Getting through the autumn years the smart way
Engine product: smart.life
The older an aircraft and its components, the more attention is paid to maintenance costs. This is especially the case when a partial fleet retirement is planned or underway. And it is also particularly true for all engines. But now, the Engine Services Division of Lufthansa Technik has developed smart.life, a new, flexible product for managing older engine models. The goal is to manage engines which have already reached the second half of their life-cycle in such a way that, until they are retired from flight operations, excessive maintenance work is avoided and costs are minimized accordingly. Complex repair procedures, for example, can be rejected in favor of simpler procedures, and the full replacement of modules and engines can be avoided.

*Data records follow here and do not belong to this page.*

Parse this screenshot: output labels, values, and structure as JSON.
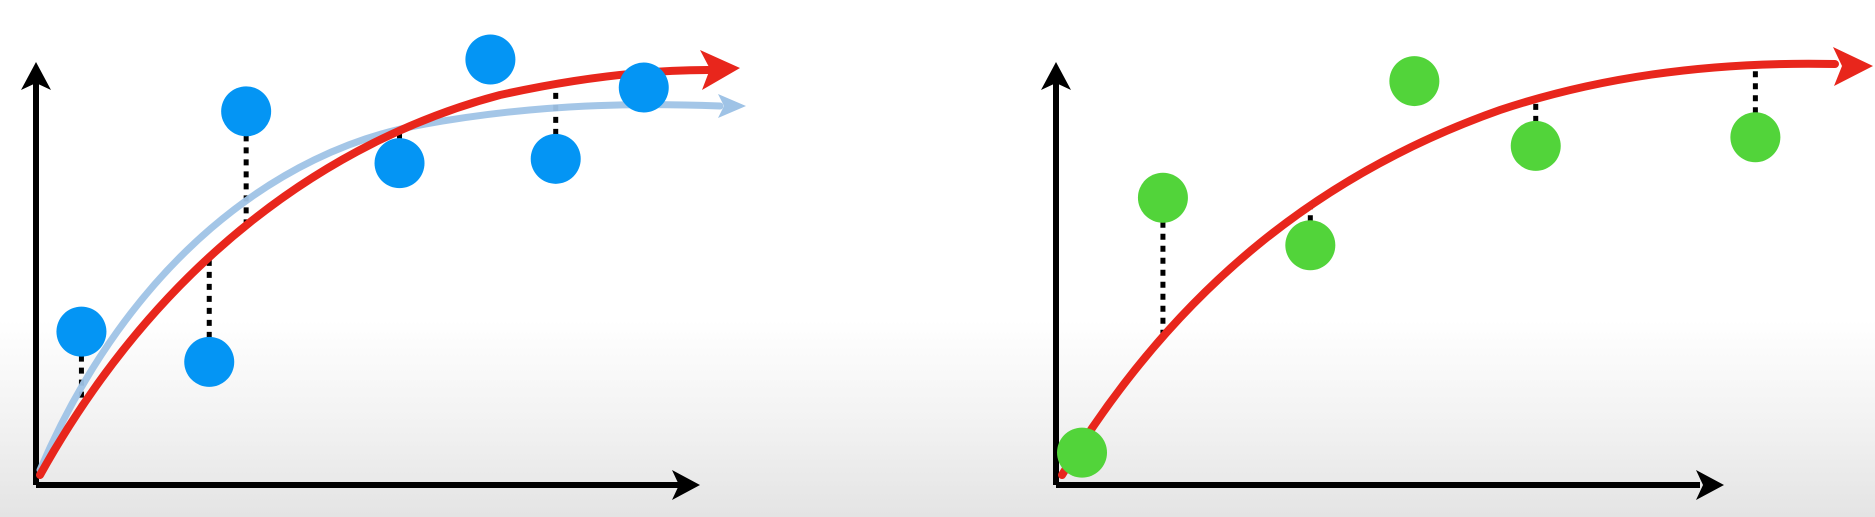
{
  "colors": {
    "axis": "#000000",
    "fit_curve": "#e8261c",
    "prior_curve": "#9fc3e6",
    "training_points": "#0495f4",
    "testing_points": "#52d43a",
    "residual": "#000000"
  },
  "panels": [
    {
      "id": "left",
      "points": "training",
      "point_color": "#0495f4",
      "has_prior_curve": true,
      "data": [
        {
          "x": 0.08,
          "y": 0.355,
          "residual": true
        },
        {
          "x": 0.305,
          "y": 0.285,
          "residual": true
        },
        {
          "x": 0.37,
          "y": 0.865,
          "residual": true
        },
        {
          "x": 0.64,
          "y": 0.745,
          "residual": true
        },
        {
          "x": 0.8,
          "y": 0.985,
          "residual": false
        },
        {
          "x": 0.915,
          "y": 0.755,
          "residual": true
        },
        {
          "x": 1.07,
          "y": 0.92,
          "residual": false
        }
      ]
    },
    {
      "id": "right",
      "points": "testing",
      "point_color": "#52d43a",
      "has_prior_curve": false,
      "data": [
        {
          "x": 0.045,
          "y": 0.075,
          "residual": false
        },
        {
          "x": 0.185,
          "y": 0.665,
          "residual": true
        },
        {
          "x": 0.44,
          "y": 0.555,
          "residual": true
        },
        {
          "x": 0.62,
          "y": 0.935,
          "residual": false
        },
        {
          "x": 0.83,
          "y": 0.785,
          "residual": true
        },
        {
          "x": 1.21,
          "y": 0.805,
          "residual": true
        }
      ]
    }
  ]
}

An innovation with this new product is that it takes into account tailored work scope and the utilization of components with a limited product life, based on the remaining lifetime of the individual engine and also on the potential to produce a functional and usable engine from excess components or as a fusion of two defective engines. This means that complex and thus costly repair procedures can be avoided in favor of on-site and on-wing repairs. Another key aspect relates to leasing models, with particular value assigned to flexibility in supporting customers in the purchase and sale of engines as well as to the warehousing of the customer's own replacement engines, assemblies, and components.

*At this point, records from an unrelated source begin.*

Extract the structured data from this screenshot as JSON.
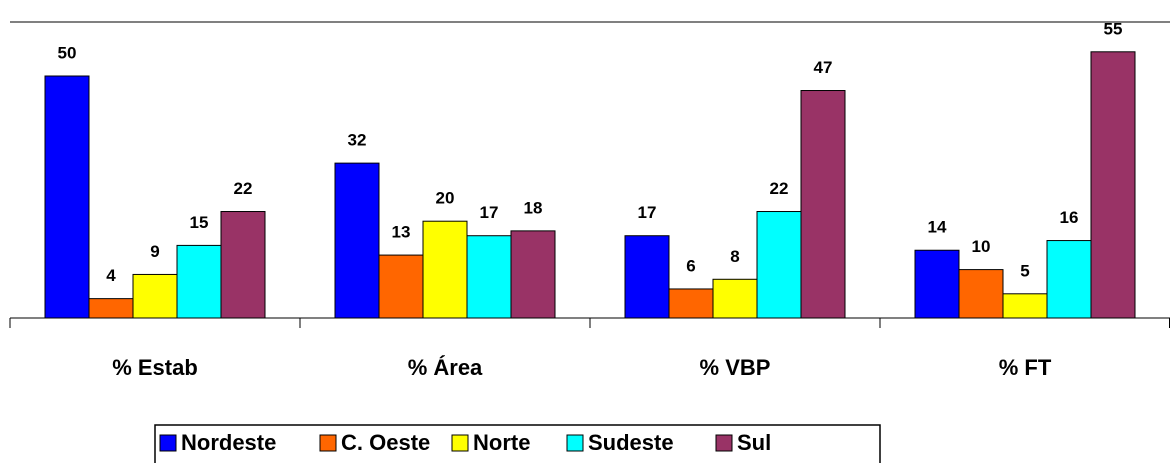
{
  "chart_data": {
    "type": "bar",
    "categories": [
      "% Estab",
      "% Área",
      "% VBP",
      "% FT"
    ],
    "series": [
      {
        "name": "Nordeste",
        "color": "#0000ff",
        "values": [
          50,
          32,
          17,
          14
        ]
      },
      {
        "name": "C. Oeste",
        "color": "#ff6600",
        "values": [
          4,
          13,
          6,
          10
        ]
      },
      {
        "name": "Norte",
        "color": "#ffff00",
        "values": [
          9,
          20,
          8,
          5
        ]
      },
      {
        "name": "Sudeste",
        "color": "#00ffff",
        "values": [
          15,
          17,
          22,
          16
        ]
      },
      {
        "name": "Sul",
        "color": "#993366",
        "values": [
          22,
          18,
          47,
          55
        ]
      }
    ],
    "legend": "bottom"
  }
}
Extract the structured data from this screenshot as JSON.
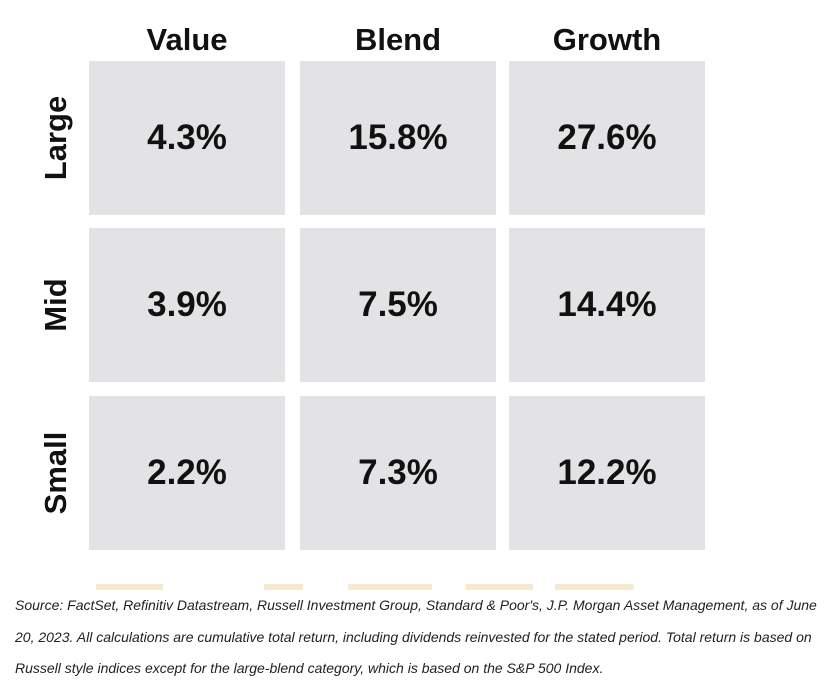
{
  "chart_data": {
    "type": "table",
    "columns": [
      "Value",
      "Blend",
      "Growth"
    ],
    "rows": [
      "Large",
      "Mid",
      "Small"
    ],
    "values": [
      [
        "4.3%",
        "15.8%",
        "27.6%"
      ],
      [
        "3.9%",
        "7.5%",
        "14.4%"
      ],
      [
        "2.2%",
        "7.3%",
        "12.2%"
      ]
    ],
    "cell_color": "#e3e3e5"
  },
  "source_note": "Source: FactSet, Refinitiv Datastream, Russell Investment Group, Standard & Poor's, J.P. Morgan Asset Management, as of June 20, 2023. All calculations are cumulative total return, including dividends reinvested for the stated period. Total return is based on Russell style indices except for the large-blend category, which is based on the S&P 500 Index."
}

The individual product building blocks can be combined with each other ad hoc and adapted to the individual customer situation. The product is thus optimally tailored to the airline customer's requirements and possibilities. The precise evaluation of the customer situation is dependent on such criteria as fleet size, the desired residual lifetime of the engines as this relates to fleet retirement plans, and legal restrictions on individual assemblies and engine components. The optimal combination of product building blocks relevant for the particular customer is beneficial to the customer and also provides for synergies within Lufthansa Technik.

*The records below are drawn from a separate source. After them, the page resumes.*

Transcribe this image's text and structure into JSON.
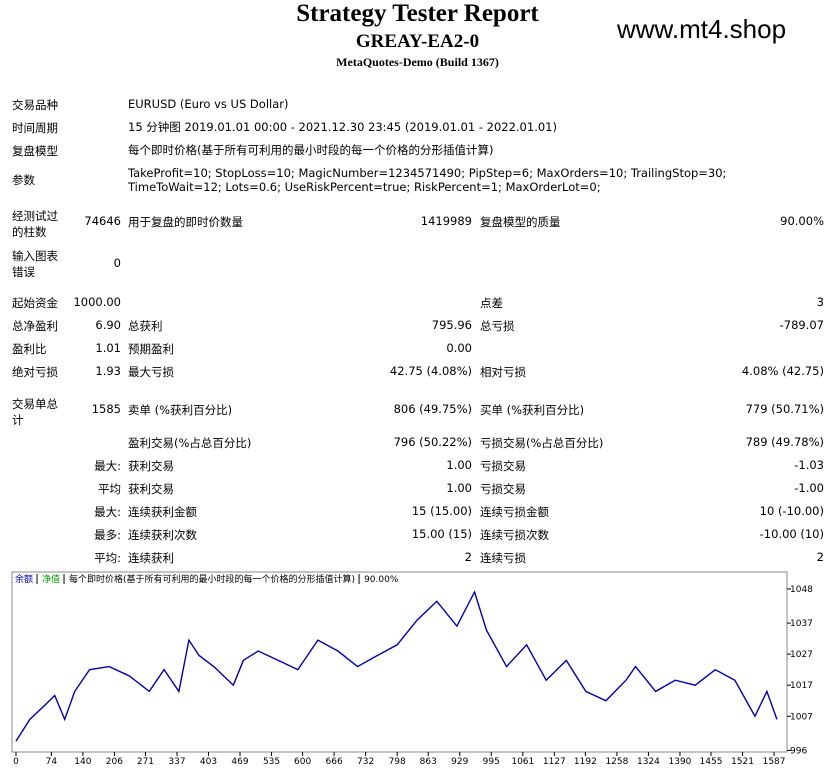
{
  "header": {
    "title": "Strategy Tester Report",
    "subtitle": "GREAY-EA2-0",
    "build": "MetaQuotes-Demo (Build 1367)",
    "watermark": "www.mt4.shop"
  },
  "info": [
    {
      "label": "交易品种",
      "value": "EURUSD (Euro vs US Dollar)"
    },
    {
      "label": "时间周期",
      "value": "15 分钟图 2019.01.01 00:00 - 2021.12.30 23:45 (2019.01.01 - 2022.01.01)"
    },
    {
      "label": "复盘模型",
      "value": "每个即时价格(基于所有可利用的最小时段的每一个价格的分形插值计算)"
    },
    {
      "label": "参数",
      "value": "TakeProfit=10; StopLoss=10; MagicNumber=1234571490; PipStep=6; MaxOrders=10; TrailingStop=30; TimeToWait=12; Lots=0.6; UseRiskPercent=true; RiskPercent=1; MaxOrderLot=0;"
    }
  ],
  "stats": [
    {
      "label1": "经测试过的柱数",
      "value1": "74646",
      "label2": "用于复盘的即时价数量",
      "value2": "1419989",
      "label3": "复盘模型的质量",
      "value3": "90.00%"
    },
    {
      "label1": "输入图表错误",
      "value1": "0"
    },
    {
      "label1": "起始资金",
      "value1": "1000.00",
      "label3": "点差",
      "value3": "3"
    },
    {
      "label1": "总净盈利",
      "value1": "6.90",
      "label2": "总获利",
      "value2": "795.96",
      "label3": "总亏损",
      "value3": "-789.07"
    },
    {
      "label1": "盈利比",
      "value1": "1.01",
      "label2": "预期盈利",
      "value2": "0.00"
    },
    {
      "label1": "绝对亏损",
      "value1": "1.93",
      "label2": "最大亏损",
      "value2": "42.75 (4.08%)",
      "label3": "相对亏损",
      "value3": "4.08% (42.75)"
    },
    {
      "label1": "交易单总计",
      "value1": "1585",
      "label2": "卖单 (%获利百分比)",
      "value2": "806 (49.75%)",
      "label3": "买单 (%获利百分比)",
      "value3": "779 (50.71%)"
    },
    {
      "label2": "盈利交易(%占总百分比)",
      "value2": "796 (50.22%)",
      "label3": "亏损交易(%占总百分比)",
      "value3": "789 (49.78%)"
    },
    {
      "value1": "最大:",
      "label2": "获利交易",
      "value2": "1.00",
      "label3": "亏损交易",
      "value3": "-1.03"
    },
    {
      "value1": "平均",
      "label2": "获利交易",
      "value2": "1.00",
      "label3": "亏损交易",
      "value3": "-1.00"
    },
    {
      "value1": "最大:",
      "label2": "连续获利金额",
      "value2": "15 (15.00)",
      "label3": "连续亏损金额",
      "value3": "10 (-10.00)"
    },
    {
      "value1": "最多:",
      "label2": "连续获利次数",
      "value2": "15.00 (15)",
      "label3": "连续亏损次数",
      "value3": "-10.00 (10)"
    },
    {
      "value1": "平均:",
      "label2": "连续获利",
      "value2": "2",
      "label3": "连续亏损",
      "value3": "2"
    }
  ],
  "chart_data": {
    "type": "line",
    "legend": [
      {
        "name": "余额",
        "color": "#0000b0"
      },
      {
        "name": "净值",
        "color": "#00a000"
      }
    ],
    "subtitle": "每个即时价格(基于所有可利用的最小时段的每一个价格的分形插值计算)",
    "quality": "90.00%",
    "x": [
      0,
      29,
      60,
      81,
      102,
      123,
      154,
      195,
      237,
      279,
      310,
      341,
      362,
      383,
      414,
      455,
      476,
      507,
      549,
      590,
      632,
      674,
      715,
      757,
      798,
      840,
      881,
      923,
      960,
      985,
      1027,
      1069,
      1110,
      1152,
      1193,
      1235,
      1277,
      1297,
      1339,
      1380,
      1422,
      1464,
      1505,
      1547,
      1572,
      1593
    ],
    "series": [
      {
        "name": "余额",
        "color": "#0000b0",
        "values": [
          999,
          1006,
          1010.5,
          1013.7,
          1006,
          1015,
          1022,
          1023,
          1020,
          1015,
          1022,
          1015,
          1031.5,
          1026.6,
          1023,
          1017,
          1025,
          1028,
          1025,
          1022,
          1031.5,
          1028,
          1023,
          1026.6,
          1030,
          1038,
          1044,
          1036,
          1047,
          1034.7,
          1023,
          1030,
          1018.6,
          1025,
          1015,
          1012,
          1018.6,
          1023,
          1015,
          1018.6,
          1017,
          1022,
          1018.6,
          1007,
          1015,
          1006
        ]
      }
    ],
    "xlim": [
      0,
      1612
    ],
    "ylim": [
      995.5,
      1051.5
    ],
    "xticks": [
      0,
      74,
      140,
      206,
      271,
      337,
      403,
      469,
      535,
      600,
      666,
      732,
      798,
      863,
      929,
      995,
      1061,
      1127,
      1192,
      1258,
      1324,
      1390,
      1455,
      1521,
      1587
    ],
    "yticks": [
      996,
      1007,
      1017,
      1027,
      1037,
      1048
    ]
  }
}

First and foremost, though, it makes it possible to align smart.life in various ways to satisfy different customer requirements. This makes it possible to avoid unnecessary workshop visits, minimize maintenance costs, and provide flexibility for customer processes. The leasing model, individually tailored for each customer, ensures the fulfillment of existing contracts, the minimization of risk, and the maximization of liquidity and capital yields by incorporating tangible assets in the concepts jointly produced by Lufthansa Technik and the customer. As an alternative to classic engine overhaul, smart.life presents a completely new product, facilitating engine management for airline customers that is both flexible and optimized and that delivers significant savings potential.
The smart.life product represents a paradigm change in engine maintenance. The goal is no longer restricted to completely rebuilding an engine shortly before it is phased out. Instead, the goal is to maintain engines in such a way that when they are retired, they have as little product life left as is feasible, or that they fulfill the parameters defined by the customer. As a product, smart.life is primarily targeted at older engines. The focus is therefore currently on General Electric's CF680C2, Pratt & Whitney's PW4000-94, and CFM International's CFM 56-5A and CFM 56-5C engines. Over the long term, however, the target product group will encompass all other engine models as they reach the second half of their life-cycle.